Planning makes a massive contribution to economic prosperity, social welfare and environmental quality, but are practitioners getting the recognition they deserve?

Since our last salary survey in 1999, the planning market has changed beyond recognition. Planning is now recognised as a crucial area of professional activity in meeting society's aspirations and is seeing a resurgence of interest as a career.

Yet many in the sector feel that their long hours and hard-won expertise are still under-appreciated. It is clear that there are huge differentials both in workloads and the rewards on offer. But with little reliable information to go on, morale-sapping rumour and suspicion abound.

To fill the gap, Planning launched a survey of pay and conditions in the sector in February sponsored by specialist recruitment consultancy Cobalt. More than 900 planners responded to our invitation to complete an online survey form. Returns were analysed by communications company Camargue, guaranteeing confidentiality.

Around 80 per cent of respondents were RTPI members and 44 per cent were women. The exercise attracted a particularly good response from younger planners. More than half the replies were from people under 35, 60 per cent had less than ten years' experience in planning and 59 per cent had no managerial responsibility.

Council planners accounted for 62 per cent, of whom more than half were engaged in development control and almost a third in forward planning. Staff working in planning or related consultancies made up almost a quarter. The rest included a reasonable sprinkling of planners from other private companies, central government departments and agencies and regional bodies.

Our analysis offers a useful snapshot of planners' earnings, benefits, working hours, responsibilities and aspirations across a range of areas, age and experience, employer types and salary bands. Around 250 respondents offered some often pungent views on working in the sector.
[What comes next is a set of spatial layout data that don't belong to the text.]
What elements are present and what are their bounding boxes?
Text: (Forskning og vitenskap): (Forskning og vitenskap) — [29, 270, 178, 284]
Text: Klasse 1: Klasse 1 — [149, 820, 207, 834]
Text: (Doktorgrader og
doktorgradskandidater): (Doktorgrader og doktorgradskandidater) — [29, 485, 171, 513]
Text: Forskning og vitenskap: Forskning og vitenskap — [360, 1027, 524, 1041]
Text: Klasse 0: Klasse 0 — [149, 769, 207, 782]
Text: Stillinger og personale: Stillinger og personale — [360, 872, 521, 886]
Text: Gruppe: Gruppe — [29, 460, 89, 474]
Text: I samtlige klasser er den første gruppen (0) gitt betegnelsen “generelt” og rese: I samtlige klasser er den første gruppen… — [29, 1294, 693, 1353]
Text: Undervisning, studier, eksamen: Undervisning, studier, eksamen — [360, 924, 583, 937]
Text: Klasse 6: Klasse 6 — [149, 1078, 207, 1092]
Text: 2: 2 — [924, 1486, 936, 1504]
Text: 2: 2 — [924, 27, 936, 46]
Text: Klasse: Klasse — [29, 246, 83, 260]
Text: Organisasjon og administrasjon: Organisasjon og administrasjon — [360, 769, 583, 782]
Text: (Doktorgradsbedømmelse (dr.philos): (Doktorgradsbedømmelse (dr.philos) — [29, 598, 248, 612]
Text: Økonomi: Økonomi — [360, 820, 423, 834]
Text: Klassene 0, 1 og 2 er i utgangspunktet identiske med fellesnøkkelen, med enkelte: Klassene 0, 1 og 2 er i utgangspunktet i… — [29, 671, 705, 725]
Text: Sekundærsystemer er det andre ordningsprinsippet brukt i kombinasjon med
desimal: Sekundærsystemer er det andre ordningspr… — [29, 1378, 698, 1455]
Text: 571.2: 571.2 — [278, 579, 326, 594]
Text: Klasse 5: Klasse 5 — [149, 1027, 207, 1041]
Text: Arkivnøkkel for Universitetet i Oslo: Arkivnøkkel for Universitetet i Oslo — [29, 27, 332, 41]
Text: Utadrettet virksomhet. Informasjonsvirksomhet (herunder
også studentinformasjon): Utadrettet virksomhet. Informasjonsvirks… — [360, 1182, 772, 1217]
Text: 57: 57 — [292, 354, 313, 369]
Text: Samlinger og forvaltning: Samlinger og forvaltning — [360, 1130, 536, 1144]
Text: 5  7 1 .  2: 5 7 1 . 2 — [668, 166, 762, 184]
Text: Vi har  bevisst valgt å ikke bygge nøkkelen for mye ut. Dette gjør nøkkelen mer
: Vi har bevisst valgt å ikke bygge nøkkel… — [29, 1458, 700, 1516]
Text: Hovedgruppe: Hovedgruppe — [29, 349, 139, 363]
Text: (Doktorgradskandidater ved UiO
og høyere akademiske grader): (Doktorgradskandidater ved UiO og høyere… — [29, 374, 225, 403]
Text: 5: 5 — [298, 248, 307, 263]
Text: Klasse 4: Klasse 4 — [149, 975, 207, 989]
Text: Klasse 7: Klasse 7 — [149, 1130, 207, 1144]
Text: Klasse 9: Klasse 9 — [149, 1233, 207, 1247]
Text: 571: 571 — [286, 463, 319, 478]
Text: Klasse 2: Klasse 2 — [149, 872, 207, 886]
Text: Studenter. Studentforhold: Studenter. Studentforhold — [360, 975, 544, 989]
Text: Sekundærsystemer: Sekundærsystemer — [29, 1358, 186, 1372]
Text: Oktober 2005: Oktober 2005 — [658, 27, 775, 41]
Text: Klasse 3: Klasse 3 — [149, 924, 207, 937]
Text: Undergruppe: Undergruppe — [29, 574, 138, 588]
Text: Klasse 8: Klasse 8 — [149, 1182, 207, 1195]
The results are sometimes disquieting. The survey reveals fears of wage freezes or cuts, unfair differences between employers and a widespread feeling that salaries do not reflect the demands and importance of the job. In particular, 18 per cent of planners are sufficiently discontented to be actively considering another career path. But there is optimism among the gloom.

Perhaps one comment sums up the prevailing mood: "Planning is a stimulating, challenging and exciting career swamped by political hesitancy at both national and local level. But opportunities abound for those who can stand the pace."